現れたのは円形の帽子を被り、白シャツにベストを着て、ボロボロの靴を履いた、セラタ地区の商人だった。男は驚いて尻餅をついた。

「すみません!‥‥セラタ地区の方ですよね?」
『あぁ、そうだ。いてててて‥‥』
「ここでなにを‥‥もしかして、足を探してますか?」
『うっせーな。だったらなんだよ!お前らも侮辱しに来たのか』
「あ、いえ!今週誘拐された子の足はもう見つかったらしいですよ」
『まじこよ。けっ。いつまで経っても見つかんねーな』
「あの、よくこの森に来るんですか?」
『金が配られるようになってからは毎回来てるよ』
「もしご存じだったら。この辺りにもうひとつ別の森ってありますか?」
『あぁ?この辺に森なんてねぇよ。

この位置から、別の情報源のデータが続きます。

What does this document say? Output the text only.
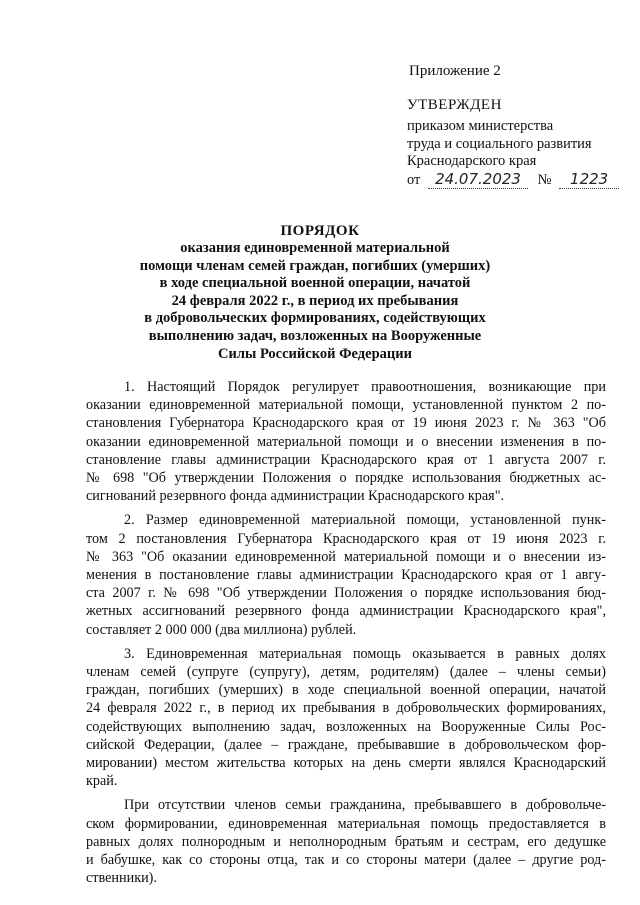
Приложение 2
УТВЕРЖДЕН
приказом министерства
труда и социального развития
Краснодарского края
от 24.07.2023 № 1223
ПОРЯДОК
оказания единовременной материальной
помощи членам семей граждан, погибших (умерших)
в ходе специальной военной операции, начатой
24 февраля 2022 г., в период их пребывания
в добровольческих формированиях, содействующих
выполнению задач, возложенных на Вооруженные
Силы Российской Федерации

1. Настоящий Порядок регулирует правоотношения, возникающие при
оказании единовременной материальной помощи, установленной пунктом 2 по-
становления Губернатора Краснодарского края от 19 июня 2023 г. № 363 "Об
оказании единовременной материальной помощи и о внесении изменения в по-
становление главы администрации Краснодарского края от 1 августа 2007 г.
№ 698 "Об утверждении Положения о порядке использования бюджетных ас-
сигнований резервного фонда администрации Краснодарского края".

2. Размер единовременной материальной помощи, установленной пунк-
том 2 постановления Губернатора Краснодарского края от 19 июня 2023 г.
№ 363 "Об оказании единовременной материальной помощи и о внесении из-
менения в постановление главы администрации Краснодарского края от 1 авгу-
ста 2007 г. № 698 "Об утверждении Положения о порядке использования бюд-
жетных ассигнований резервного фонда администрации Краснодарского края",
составляет 2 000 000 (два миллиона) рублей.

3. Единовременная материальная помощь оказывается в равных долях
членам семей (супруге (супругу), детям, родителям) (далее – члены семьи)
граждан, погибших (умерших) в ходе специальной военной операции, начатой
24 февраля 2022 г., в период их пребывания в добровольческих формированиях,
содействующих выполнению задач, возложенных на Вооруженные Силы Рос-
сийской Федерации, (далее – граждане, пребывавшие в добровольческом фор-
мировании) местом жительства которых на день смерти являлся Краснодарский
край.

При отсутствии членов семьи гражданина, пребывавшего в добровольче-
ском формировании, единовременная материальная помощь предоставляется в
равных долях полнородным и неполнородным братьям и сестрам, его дедушке
и бабушке, как со стороны отца, так и со стороны матери (далее – другие род-
ственники).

この中央の森以外にな』
「3年前はあったとか、潰されて無くなったとか」
『森がそんな簡単に潰されるわけねぇだろうが。とにかくなんも知らねぇ。俺が地図で見たことある限りでは、ふたつの地区の間にある森はこの森だけだ』

「「‥‥地図、それだ!」」

僕たちは顔を見合わせて、商人に礼を伝え森の入り口へ走った。